Prereq: Level at least 3A
Course ID: 010345
The Organizational Consultant
This workshop course will examine the communication skills necessary for the organizational consultant. Participation in videotaped simulations will allow students to explore consulting styles and training interventions by developing the communications expertise and knowledge specific to the consulting professional.
Prereq: Level at least 3A
Course ID: 011393
The Discourse of Dissent
A study of the social, historical, and rhetorical dimensions of collective action. Topics may include health and welfare movements, civil rights and anti-war protests, and environmentalism.
Prereq: Level at least 3A
(Cross-listed with HIST 309, ENGL 309G, GSJ 309)
Course ID: 016344
Games and Culture
This course examines the relationships between games and culture. Students will consider the social, political, and economic dimensions of games and acquire ways of thinking about how games communicate by transmitting, contextualizing, and contesting culturally situated meanings.
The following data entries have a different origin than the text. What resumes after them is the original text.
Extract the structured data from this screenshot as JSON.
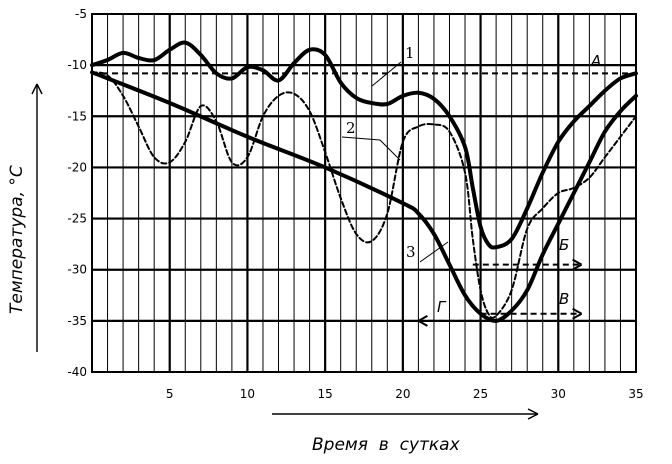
{
  "chart_data": {
    "type": "line",
    "title": "",
    "xlabel": "Время  в  сутках",
    "ylabel": "Температура, °C",
    "xlim": [
      0,
      35
    ],
    "ylim": [
      -40,
      -5
    ],
    "x_ticks": [
      5,
      10,
      15,
      20,
      25,
      30,
      35
    ],
    "y_ticks": [
      -5,
      -10,
      -15,
      -20,
      -25,
      -30,
      -35,
      -40
    ],
    "grid": true,
    "series": [
      {
        "name": "1",
        "style": "solid-thick",
        "x": [
          0,
          1,
          2,
          3,
          4,
          5,
          6,
          7,
          8,
          9,
          10,
          11,
          12,
          13,
          14,
          15,
          16,
          17,
          18,
          19,
          20,
          21,
          22,
          23,
          24,
          24.5,
          25,
          25.5,
          26,
          27,
          28,
          29,
          30,
          31,
          32,
          33,
          34,
          35
        ],
        "y": [
          -10,
          -9.5,
          -8.8,
          -9.3,
          -9.5,
          -8.5,
          -7.8,
          -9,
          -10.8,
          -11.3,
          -10.2,
          -10.5,
          -11.5,
          -9.8,
          -8.5,
          -9,
          -11.7,
          -13.2,
          -13.7,
          -13.8,
          -13,
          -12.7,
          -13.3,
          -15,
          -18,
          -22,
          -25.8,
          -27.5,
          -27.8,
          -27,
          -24,
          -20.5,
          -17.5,
          -15.5,
          -14,
          -12.5,
          -11.3,
          -10.8
        ]
      },
      {
        "name": "2",
        "style": "dashed",
        "x": [
          0,
          1,
          2,
          3,
          4,
          5,
          6,
          7,
          8,
          9,
          10,
          11,
          12,
          13,
          14,
          15,
          16,
          17,
          18,
          19,
          20,
          21,
          22,
          23,
          24,
          24.5,
          25,
          25.5,
          26,
          27,
          28,
          29,
          30,
          31,
          32,
          33,
          34,
          35
        ],
        "y": [
          -10.7,
          -11,
          -13,
          -16,
          -19,
          -19.5,
          -17.5,
          -14,
          -15.5,
          -19.5,
          -19,
          -15,
          -13,
          -12.8,
          -14.5,
          -18.5,
          -23,
          -26.5,
          -27.2,
          -24.5,
          -17.5,
          -16,
          -15.8,
          -16.5,
          -20.5,
          -27,
          -32,
          -34.3,
          -34.5,
          -32,
          -26,
          -24,
          -22.5,
          -22,
          -21,
          -19,
          -17,
          -15
        ]
      },
      {
        "name": "3",
        "style": "solid-thick",
        "x": [
          0,
          5,
          10,
          15,
          20,
          21,
          22,
          23,
          24,
          25,
          26,
          27,
          28,
          29,
          30,
          31,
          32,
          33,
          34,
          35
        ],
        "y": [
          -10.7,
          -13.7,
          -17,
          -20,
          -23.5,
          -24.5,
          -26.5,
          -29.5,
          -32.5,
          -34.3,
          -35,
          -34,
          -32,
          -28.5,
          -25.5,
          -22.5,
          -19.5,
          -16.5,
          -14.5,
          -13
        ]
      }
    ],
    "reference_lines": [
      {
        "label": "А",
        "y": -10.8,
        "x_from": 0,
        "x_to": 35,
        "direction": "none"
      },
      {
        "label": "Б",
        "y": -29.5,
        "x_from": 24.5,
        "x_to": 31.5,
        "direction": "right"
      },
      {
        "label": "В",
        "y": -34.3,
        "x_from": 25,
        "x_to": 31.5,
        "direction": "right"
      },
      {
        "label": "Г",
        "y": -35,
        "x_from": 21,
        "x_to": 25.5,
        "direction": "left"
      }
    ],
    "curve_labels": [
      "1",
      "2",
      "3"
    ],
    "arrows": [
      "x-axis-direction-arrow",
      "y-axis-direction-arrow"
    ]
  }
}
Prereq: COMMST 101; Level at least 3A
Course ID: 011906
Performative Inquiry and Practice
This course explores how to create, perform, and analyze performance texts, here defined as including drama/theatre texts, poetry, narratives, and the texts of everyday life. Through readings and creative investigation, students will explore the links between the participant, the researcher, the site, and the impulse of inquiry.
Prereq: COMMST 220; Level at least 3A
(Cross-listed with THPERF 440)
Course ID: 015907
Communication, Resistance, and Social Change
This course explores the function of communication in advocating for and generating social change, mostly through practices of resistance, protest, and other forms of dissent and collective action. Students will consider how the broader assemblage of media, social, and civic institutions resist change, and will imagine how communication might be used effectively to challenge the status quo.
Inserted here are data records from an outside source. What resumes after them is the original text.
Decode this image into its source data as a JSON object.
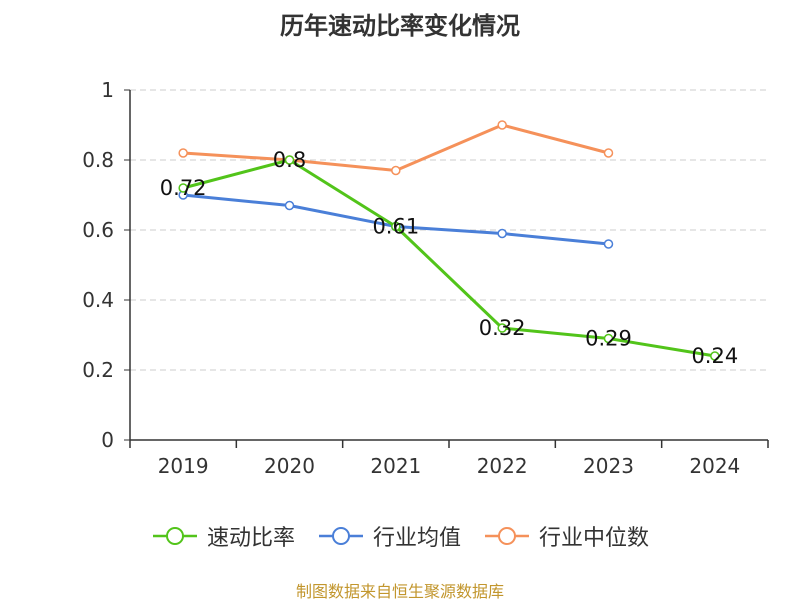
{
  "chart_data": {
    "type": "line",
    "title": "历年速动比率变化情况",
    "categories": [
      "2019",
      "2020",
      "2021",
      "2022",
      "2023",
      "2024"
    ],
    "ylim": [
      0,
      1
    ],
    "yticks": [
      "0",
      "0.2",
      "0.4",
      "0.6",
      "0.8",
      "1"
    ],
    "grid": true,
    "legend_position": "bottom",
    "series": [
      {
        "name": "速动比率",
        "color": "#52c41a",
        "values": [
          0.72,
          0.8,
          0.61,
          0.32,
          0.29,
          0.24
        ],
        "labels": [
          "0.72",
          "0.8",
          "0.61",
          "0.32",
          "0.29",
          "0.24"
        ]
      },
      {
        "name": "行业均值",
        "color": "#4a7fd8",
        "values": [
          0.7,
          0.67,
          0.61,
          0.59,
          0.56,
          null
        ]
      },
      {
        "name": "行业中位数",
        "color": "#f5915a",
        "values": [
          0.82,
          0.8,
          0.77,
          0.9,
          0.82,
          null
        ]
      }
    ]
  },
  "footer": "制图数据来自恒生聚源数据库"
}
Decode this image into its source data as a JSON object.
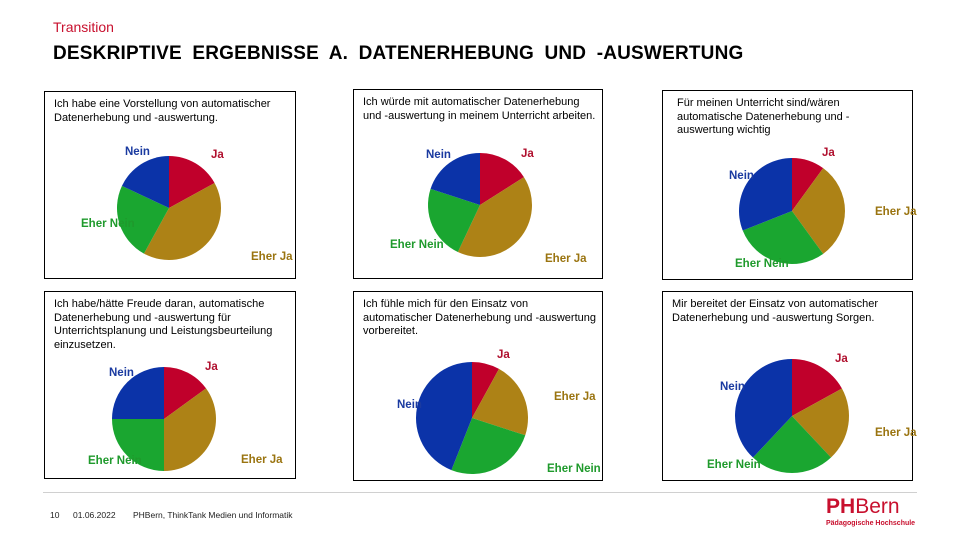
{
  "header": {
    "kicker": "Transition",
    "title": "DESKRIPTIVE ERGEBNISSE A. DATENERHEBUNG UND -AUSWERTUNG"
  },
  "footer": {
    "page_number": "10",
    "date": "01.06.2022",
    "source": "PHBern, ThinkTank Medien und Informatik",
    "logo_ph": "PH",
    "logo_bern": "Bern",
    "logo_sub": "Pädagogische Hochschule"
  },
  "colors": {
    "Ja": "#c0002b",
    "Eher Ja": "#ad8216",
    "Eher Nein": "#1aa630",
    "Nein": "#0b33a8"
  },
  "label_colors": {
    "Ja": "#b0102e",
    "Eher Ja": "#9a7410",
    "Eher Nein": "#1f9a2c",
    "Nein": "#1a3aa0"
  },
  "chart_data": [
    {
      "type": "pie",
      "title": "Ich habe eine Vorstellung von automatischer Datenerhebung und -auswertung.",
      "categories": [
        "Ja",
        "Eher Ja",
        "Eher Nein",
        "Nein"
      ],
      "values": [
        17,
        41,
        24,
        18
      ]
    },
    {
      "type": "pie",
      "title": "Ich würde mit automatischer Datenerhebung und -auswertung in meinem Unterricht arbeiten.",
      "categories": [
        "Ja",
        "Eher Ja",
        "Eher Nein",
        "Nein"
      ],
      "values": [
        16,
        41,
        23,
        20
      ]
    },
    {
      "type": "pie",
      "title": "Für meinen Unterricht sind/wären automatische Datenerhebung und -auswertung wichtig",
      "categories": [
        "Ja",
        "Eher Ja",
        "Eher Nein",
        "Nein"
      ],
      "values": [
        10,
        30,
        29,
        31
      ]
    },
    {
      "type": "pie",
      "title": "Ich habe/hätte Freude daran, automatische Datenerhebung und -auswertung für Unterrichtsplanung und Leistungsbeurteilung einzusetzen.",
      "categories": [
        "Ja",
        "Eher Ja",
        "Eher Nein",
        "Nein"
      ],
      "values": [
        15,
        35,
        25,
        25
      ]
    },
    {
      "type": "pie",
      "title": "Ich fühle mich für den Einsatz von automatischer Datenerhebung und -auswertung vorbereitet.",
      "categories": [
        "Ja",
        "Eher Ja",
        "Eher Nein",
        "Nein"
      ],
      "values": [
        8,
        22,
        26,
        44
      ]
    },
    {
      "type": "pie",
      "title": "Mir bereitet der Einsatz von automatischer Datenerhebung und -auswertung Sorgen.",
      "categories": [
        "Ja",
        "Eher Ja",
        "Eher Nein",
        "Nein"
      ],
      "values": [
        17,
        21,
        24,
        38
      ]
    }
  ]
}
Prereq: COMMST 101; Level at least 3A
(Cross-listed with LS 471)
Course ID: 013573
Communication Ethics
An examination of the interplay between communication and ethics from historical and pragmatic perspectives. Issues discussed include communication in a variety of settings, such as intrapersonal, interpersonal, organizational, public, and intercultural interactions as they relate to personal development, values, meaning making, and ethical ways of communicating.
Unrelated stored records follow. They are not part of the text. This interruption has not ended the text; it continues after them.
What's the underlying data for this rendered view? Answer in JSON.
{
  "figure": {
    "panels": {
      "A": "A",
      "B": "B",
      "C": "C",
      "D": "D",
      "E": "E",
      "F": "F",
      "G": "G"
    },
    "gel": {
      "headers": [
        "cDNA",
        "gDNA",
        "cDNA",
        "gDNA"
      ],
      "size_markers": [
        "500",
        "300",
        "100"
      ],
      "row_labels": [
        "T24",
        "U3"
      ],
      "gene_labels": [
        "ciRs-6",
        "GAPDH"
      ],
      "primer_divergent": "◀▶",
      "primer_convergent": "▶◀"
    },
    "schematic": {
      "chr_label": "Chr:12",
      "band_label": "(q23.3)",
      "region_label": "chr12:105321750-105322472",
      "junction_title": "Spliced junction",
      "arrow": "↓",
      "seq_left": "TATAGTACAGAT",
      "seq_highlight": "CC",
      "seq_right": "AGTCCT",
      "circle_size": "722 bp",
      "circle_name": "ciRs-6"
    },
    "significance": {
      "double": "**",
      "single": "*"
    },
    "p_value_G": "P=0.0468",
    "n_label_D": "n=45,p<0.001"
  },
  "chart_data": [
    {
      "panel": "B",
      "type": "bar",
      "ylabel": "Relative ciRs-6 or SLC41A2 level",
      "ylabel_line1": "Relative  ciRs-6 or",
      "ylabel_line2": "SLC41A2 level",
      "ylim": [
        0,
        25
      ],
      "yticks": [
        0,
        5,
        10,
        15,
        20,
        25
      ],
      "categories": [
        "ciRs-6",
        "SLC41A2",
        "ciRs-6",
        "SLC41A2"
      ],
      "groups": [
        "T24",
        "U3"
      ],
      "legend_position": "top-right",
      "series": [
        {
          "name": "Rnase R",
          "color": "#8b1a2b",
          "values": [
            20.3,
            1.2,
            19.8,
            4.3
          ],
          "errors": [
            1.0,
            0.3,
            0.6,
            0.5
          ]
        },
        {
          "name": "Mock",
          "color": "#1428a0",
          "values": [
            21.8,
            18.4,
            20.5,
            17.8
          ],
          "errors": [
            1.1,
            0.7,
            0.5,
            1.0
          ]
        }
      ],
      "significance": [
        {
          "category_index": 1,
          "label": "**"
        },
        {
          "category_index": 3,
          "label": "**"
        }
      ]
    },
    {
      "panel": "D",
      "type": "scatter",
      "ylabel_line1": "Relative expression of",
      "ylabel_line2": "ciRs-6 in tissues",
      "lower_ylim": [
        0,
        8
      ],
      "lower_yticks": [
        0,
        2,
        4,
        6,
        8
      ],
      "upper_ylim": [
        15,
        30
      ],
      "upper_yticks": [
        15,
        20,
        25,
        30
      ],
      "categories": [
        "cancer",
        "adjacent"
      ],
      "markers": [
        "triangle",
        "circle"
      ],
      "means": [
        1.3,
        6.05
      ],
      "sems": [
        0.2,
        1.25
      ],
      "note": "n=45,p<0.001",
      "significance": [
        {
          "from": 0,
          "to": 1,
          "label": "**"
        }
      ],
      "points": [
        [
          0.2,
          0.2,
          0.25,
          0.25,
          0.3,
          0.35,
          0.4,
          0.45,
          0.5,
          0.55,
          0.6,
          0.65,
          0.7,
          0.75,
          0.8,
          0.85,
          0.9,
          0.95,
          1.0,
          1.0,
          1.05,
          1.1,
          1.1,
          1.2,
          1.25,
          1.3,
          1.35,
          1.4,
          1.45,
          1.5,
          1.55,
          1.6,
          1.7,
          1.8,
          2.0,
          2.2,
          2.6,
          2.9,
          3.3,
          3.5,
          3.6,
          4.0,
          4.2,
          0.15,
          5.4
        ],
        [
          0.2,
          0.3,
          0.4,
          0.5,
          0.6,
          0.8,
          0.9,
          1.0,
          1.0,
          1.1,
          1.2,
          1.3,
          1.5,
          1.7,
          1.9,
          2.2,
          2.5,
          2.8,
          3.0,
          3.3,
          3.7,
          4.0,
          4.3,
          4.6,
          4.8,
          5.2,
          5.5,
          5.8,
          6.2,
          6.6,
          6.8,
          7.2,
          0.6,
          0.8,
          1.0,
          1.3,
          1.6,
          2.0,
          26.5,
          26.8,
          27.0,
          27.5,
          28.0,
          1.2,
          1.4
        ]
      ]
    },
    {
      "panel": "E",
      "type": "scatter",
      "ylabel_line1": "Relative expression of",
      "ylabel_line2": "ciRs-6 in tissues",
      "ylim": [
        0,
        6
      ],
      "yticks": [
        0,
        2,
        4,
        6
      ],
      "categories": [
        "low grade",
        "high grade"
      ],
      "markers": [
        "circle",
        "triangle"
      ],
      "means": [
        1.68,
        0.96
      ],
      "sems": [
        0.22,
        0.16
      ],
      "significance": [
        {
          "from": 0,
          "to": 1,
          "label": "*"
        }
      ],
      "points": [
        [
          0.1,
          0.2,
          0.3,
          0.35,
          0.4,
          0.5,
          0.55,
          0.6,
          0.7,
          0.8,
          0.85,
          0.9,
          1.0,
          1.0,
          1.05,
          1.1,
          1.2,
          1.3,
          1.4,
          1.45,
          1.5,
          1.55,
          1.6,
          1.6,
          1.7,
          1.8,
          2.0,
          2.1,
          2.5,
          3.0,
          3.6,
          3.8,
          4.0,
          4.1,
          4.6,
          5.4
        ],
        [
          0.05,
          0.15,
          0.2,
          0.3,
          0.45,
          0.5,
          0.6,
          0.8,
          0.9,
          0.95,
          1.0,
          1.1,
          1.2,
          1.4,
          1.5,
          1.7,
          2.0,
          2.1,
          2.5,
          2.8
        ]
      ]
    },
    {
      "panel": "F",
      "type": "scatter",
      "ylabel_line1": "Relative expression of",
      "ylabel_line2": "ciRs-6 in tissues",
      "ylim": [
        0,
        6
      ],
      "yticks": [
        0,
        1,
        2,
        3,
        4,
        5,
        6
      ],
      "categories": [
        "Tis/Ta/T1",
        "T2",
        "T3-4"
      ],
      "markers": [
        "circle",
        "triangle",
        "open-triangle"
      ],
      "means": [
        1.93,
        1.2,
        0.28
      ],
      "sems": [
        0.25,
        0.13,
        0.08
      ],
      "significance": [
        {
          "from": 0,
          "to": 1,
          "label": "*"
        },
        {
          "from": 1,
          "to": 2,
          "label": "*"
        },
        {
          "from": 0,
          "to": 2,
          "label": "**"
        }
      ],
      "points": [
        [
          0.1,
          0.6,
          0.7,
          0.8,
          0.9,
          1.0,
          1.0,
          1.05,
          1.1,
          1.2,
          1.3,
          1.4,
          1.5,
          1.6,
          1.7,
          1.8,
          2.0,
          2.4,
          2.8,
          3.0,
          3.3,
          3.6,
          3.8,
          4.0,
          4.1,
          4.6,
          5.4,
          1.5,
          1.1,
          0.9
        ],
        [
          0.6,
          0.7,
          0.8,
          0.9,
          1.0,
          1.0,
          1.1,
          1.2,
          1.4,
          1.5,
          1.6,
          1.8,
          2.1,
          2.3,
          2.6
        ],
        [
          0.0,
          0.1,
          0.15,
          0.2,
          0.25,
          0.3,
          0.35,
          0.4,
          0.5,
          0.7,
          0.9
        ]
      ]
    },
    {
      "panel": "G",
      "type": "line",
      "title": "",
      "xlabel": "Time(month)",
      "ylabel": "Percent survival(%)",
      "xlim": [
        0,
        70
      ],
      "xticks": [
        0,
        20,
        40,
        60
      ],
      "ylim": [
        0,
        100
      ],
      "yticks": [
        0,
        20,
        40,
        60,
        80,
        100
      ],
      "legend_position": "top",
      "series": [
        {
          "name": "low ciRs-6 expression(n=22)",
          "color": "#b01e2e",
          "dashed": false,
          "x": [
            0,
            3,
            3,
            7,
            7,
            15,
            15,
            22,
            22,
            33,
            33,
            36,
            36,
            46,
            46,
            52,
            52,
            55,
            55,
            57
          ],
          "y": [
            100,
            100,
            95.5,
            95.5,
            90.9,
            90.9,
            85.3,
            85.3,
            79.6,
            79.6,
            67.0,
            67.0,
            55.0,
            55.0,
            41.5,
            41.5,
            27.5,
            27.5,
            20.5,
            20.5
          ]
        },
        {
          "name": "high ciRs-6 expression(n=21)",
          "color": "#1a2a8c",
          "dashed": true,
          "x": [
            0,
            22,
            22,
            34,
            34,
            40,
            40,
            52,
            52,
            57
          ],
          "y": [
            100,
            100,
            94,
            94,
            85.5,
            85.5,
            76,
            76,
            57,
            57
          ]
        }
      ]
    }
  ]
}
Prereq: Level at least 3A or Level at least 2A Philosophy majors
Course ID: 015933
Media and Environment Communication
This course will explore the role of media in enabling and/or inhibiting communication about the environment and climate change. After offering an overview of the field of environmental communication, it will engage in an analysis of key issues regarding the role of the media in relation to the environment, such as "social license to operate," the role of alternative media practices, and the environmental impact of media systems themselves. The course will consider a range of different media genres in relation to the environment (e.g., public relations, governmental communication, news media, social media, NGO campaigns, documentaries). What are the primary objectives and strategies of different forms of environmental communication and how do these various media shape public understanding of environmental issues?
Prereq: Level at least 3A
Course ID: 004740
Senior Seminar
This course is designed to give the student an opportunity to complete a comprehensive presentation in their major area of concentration.
[Note: A grade for THPERF/COMMST 499A will be submitted only after the completion of THPERF/COMMST 499B.]
Department Consent Required
Prereq: Level at least 4A Honours Speech Communication
(Cross-listed with THPERF 499A)
Course ID: 004741
Senior Seminar
This course is designed to give the student an opportunity to complete a comprehensive presentation in their major area of concentration. Second part of THPERF/COMMST 499.